しかしながら、やみくもな開放には明確に反対する。今年一月に行われたフジテレビの会見は、やみくもに開放して失敗した最たる例であろう。数百人が参加し、会場はごった返し、まるで自らの主義主張の宣伝の場のように使ってしまった者もいた。結局、この件は「記者が無礼だ」という世論を形成することになった。このような事例もあり、私はやみくもに会見を開放すべきではないと考える。

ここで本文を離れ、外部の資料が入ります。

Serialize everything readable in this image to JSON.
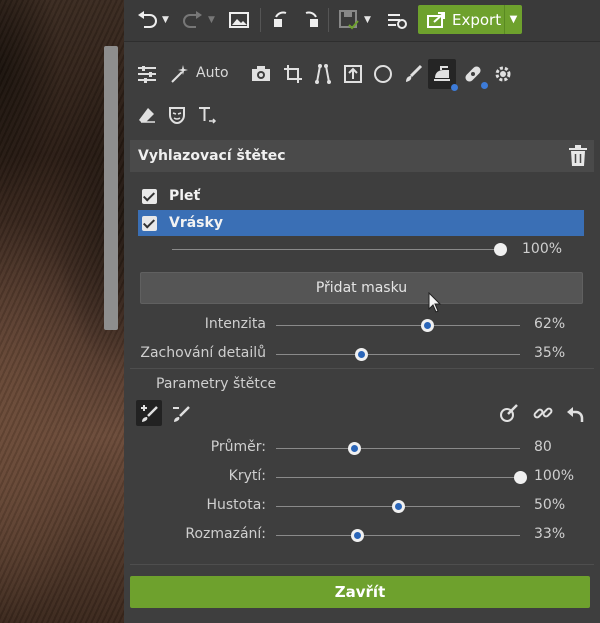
{
  "toolbar": {
    "export_label": "Export",
    "icons": [
      "undo-icon",
      "redo-icon",
      "image-icon",
      "compare-icon",
      "save-icon",
      "settings-icon",
      "export-icon"
    ]
  },
  "tools": {
    "auto_label": "Auto",
    "icons": [
      "adjustments-icon",
      "auto-wand-icon",
      "camera-icon",
      "crop-icon",
      "perspective-icon",
      "frame-icon",
      "circle-icon",
      "brush-icon",
      "smoothing-iron-icon",
      "bandage-icon",
      "gear-icon",
      "eraser-icon",
      "mask-face-icon",
      "text-icon"
    ]
  },
  "panel": {
    "title": "Vyhlazovací štětec",
    "options": [
      {
        "label": "Pleť",
        "checked": true,
        "selected": false
      },
      {
        "label": "Vrásky",
        "checked": true,
        "selected": true
      }
    ],
    "main_value": "100%",
    "main_level": 1.0,
    "add_mask_label": "Přidat masku",
    "sliders": [
      {
        "label": "Intenzita",
        "value": "62%",
        "level": 0.62
      },
      {
        "label": "Zachování detailů",
        "value": "35%",
        "level": 0.35
      }
    ],
    "brush_section_label": "Parametry štětce",
    "brush_sliders": [
      {
        "label": "Průměr:",
        "value": "80",
        "level": 0.32
      },
      {
        "label": "Krytí:",
        "value": "100%",
        "level": 1.0
      },
      {
        "label": "Hustota:",
        "value": "50%",
        "level": 0.5
      },
      {
        "label": "Rozmazání:",
        "value": "33%",
        "level": 0.33
      }
    ],
    "close_label": "Zavřít"
  },
  "colors": {
    "accent_green": "#6ea12d",
    "selection_blue": "#3a6fb5"
  }
}
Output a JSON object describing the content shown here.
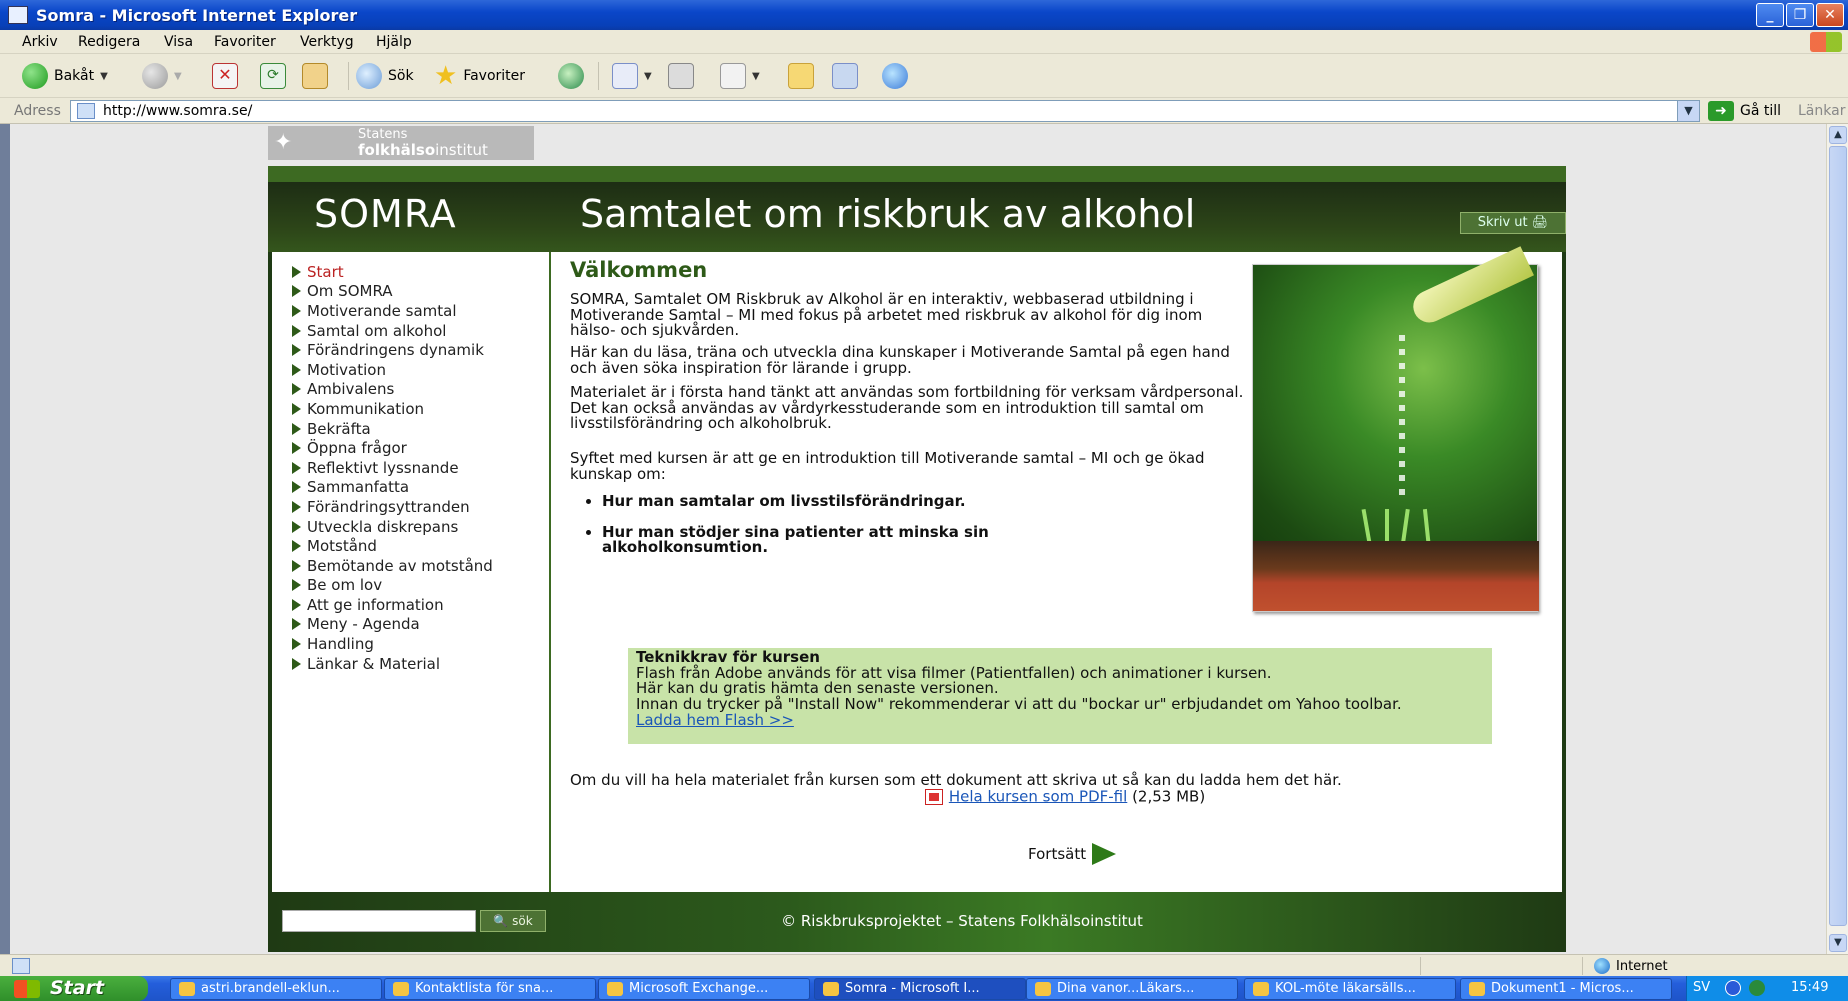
{
  "window": {
    "title": "Somra - Microsoft Internet Explorer",
    "controls": {
      "minimize": "_",
      "maximize": "❐",
      "close": "✕"
    }
  },
  "menu": [
    "Arkiv",
    "Redigera",
    "Visa",
    "Favoriter",
    "Verktyg",
    "Hjälp"
  ],
  "toolbar": {
    "back_label": "Bakåt",
    "search_label": "Sök",
    "favorites_label": "Favoriter"
  },
  "address": {
    "label": "Adress",
    "url": "http://www.somra.se/",
    "go_label": "Gå till",
    "links_label": "Länkar"
  },
  "logo": {
    "line1": "Statens",
    "line2_bold": "folkhälso",
    "line2_rest": "institut"
  },
  "site": {
    "brand": "SOMRA",
    "subtitle": "Samtalet om riskbruk av alkohol",
    "print_label": "Skriv ut",
    "nav": [
      {
        "label": "Start",
        "active": true
      },
      {
        "label": "Om SOMRA"
      },
      {
        "label": "Motiverande samtal"
      },
      {
        "label": "Samtal om alkohol"
      },
      {
        "label": "Förändringens dynamik"
      },
      {
        "label": "Motivation"
      },
      {
        "label": "Ambivalens"
      },
      {
        "label": "Kommunikation"
      },
      {
        "label": "Bekräfta"
      },
      {
        "label": "Öppna frågor"
      },
      {
        "label": "Reflektivt lyssnande"
      },
      {
        "label": "Sammanfatta"
      },
      {
        "label": "Förändringsyttranden"
      },
      {
        "label": "Utveckla diskrepans"
      },
      {
        "label": "Motstånd"
      },
      {
        "label": "Bemötande av motstånd"
      },
      {
        "label": "Be om lov"
      },
      {
        "label": "Att ge information"
      },
      {
        "label": "Meny - Agenda"
      },
      {
        "label": "Handling"
      },
      {
        "label": "Länkar & Material"
      }
    ],
    "main": {
      "heading": "Välkommen",
      "paragraphs": [
        "SOMRA, Samtalet OM Riskbruk av Alkohol är en interaktiv, webbaserad utbildning i Motiverande Samtal – MI med fokus på arbetet med riskbruk av alkohol för dig inom hälso- och sjukvården.",
        "Här kan du läsa, träna och utveckla dina kunskaper i Motiverande Samtal på egen hand och även söka inspiration för lärande i grupp.",
        "Materialet är i första hand tänkt att användas som fortbildning för verksam vårdpersonal. Det kan också användas av vårdyrkesstuderande som en introduktion till samtal om livsstilsförändring och alkoholbruk.",
        "Syftet med kursen är att ge en introduktion till Motiverande samtal – MI och ge ökad kunskap om:"
      ],
      "bullets": [
        "Hur man samtalar om livsstilsförändringar.",
        "Hur man stödjer sina patienter att minska sin alkoholkonsumtion."
      ],
      "tech": {
        "title": "Teknikkrav för kursen",
        "line1": "Flash från Adobe används för att visa filmer (Patientfallen) och animationer i kursen.",
        "line2": "Här kan du gratis hämta den senaste versionen.",
        "line3": "Innan du trycker på \"Install Now\" rekommenderar vi att du \"bockar ur\" erbjudandet om Yahoo toolbar.",
        "link": "Ladda hem Flash >>"
      },
      "pdf_intro": "Om du vill ha hela materialet från kursen som ett dokument att skriva ut så kan du ladda hem det här.",
      "pdf_link": "Hela kursen som PDF-fil",
      "pdf_size": "(2,53 MB)",
      "continue_label": "Fortsätt"
    },
    "footer": {
      "search_button": "sök",
      "copyright": "© Riskbruksprojektet  – Statens Folkhälsoinstitut"
    }
  },
  "statusbar": {
    "zone": "Internet"
  },
  "taskbar": {
    "start_label": "Start",
    "tasks": [
      {
        "label": "astri.brandell-eklun...",
        "active": false
      },
      {
        "label": "Kontaktlista för sna...",
        "active": false
      },
      {
        "label": "Microsoft Exchange...",
        "active": false
      },
      {
        "label": "Somra - Microsoft I...",
        "active": true
      },
      {
        "label": "Dina vanor...Läkars...",
        "active": false
      },
      {
        "label": "KOL-möte läkarsälls...",
        "active": false
      },
      {
        "label": "Dokument1 - Micros...",
        "active": false
      }
    ],
    "lang": "SV",
    "clock": "15:49"
  },
  "colors": {
    "site_green": "#3d6a22",
    "heading_green": "#2e5a18",
    "tech_box": "#c8e3a8",
    "active_nav": "#bb2222",
    "link": "#1a56b8"
  }
}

現在も一定の会見の開放は行われているが、フリージャーナリストの新規参加のハードルはあまりにも高い。日本新聞協会の認める社での執筆経験を求められるとか、幹事社の推薦が必要とか、日本記者クラブ(ここで指す記者クラブとは別の組織)に加入していないといけないなど、参加のハードルが高すぎる。また、もし仮に新規加入ができたとしても、会費の支払いなどの義務が生じてくるし、負担は決して安くはない。
◇ 参加ハードルを下げて開放を
記者クラブの参加ハードルが高いことから、私はそのハードルを下げるべきとは考えている。幹事社の推薦の条件緩和。会費負担の低額化。推薦要件の廃止などは必要であろう。そのうえで開放の方向へ舵を切ることが必要と考えている。しかしながら全面緩和を行うべきではないだろう。「自称新聞記者」が参加する会見がロクなことにならないのは、十分証明されたものである。
さらに言えば、警察記者クラブもやみくもに開放すべきではない。確かに警察とマスコミの関係には、相当危ういものがある。だからといって一般向けに開放すれば、これまた誘拐、強盗、立てこもり事件などの発生時に人命保護に支障を来すことは間違いないだろう。警察本部長や刑事課長の定例会見は開放するべきであろうが、全面開放はこれまた危うい。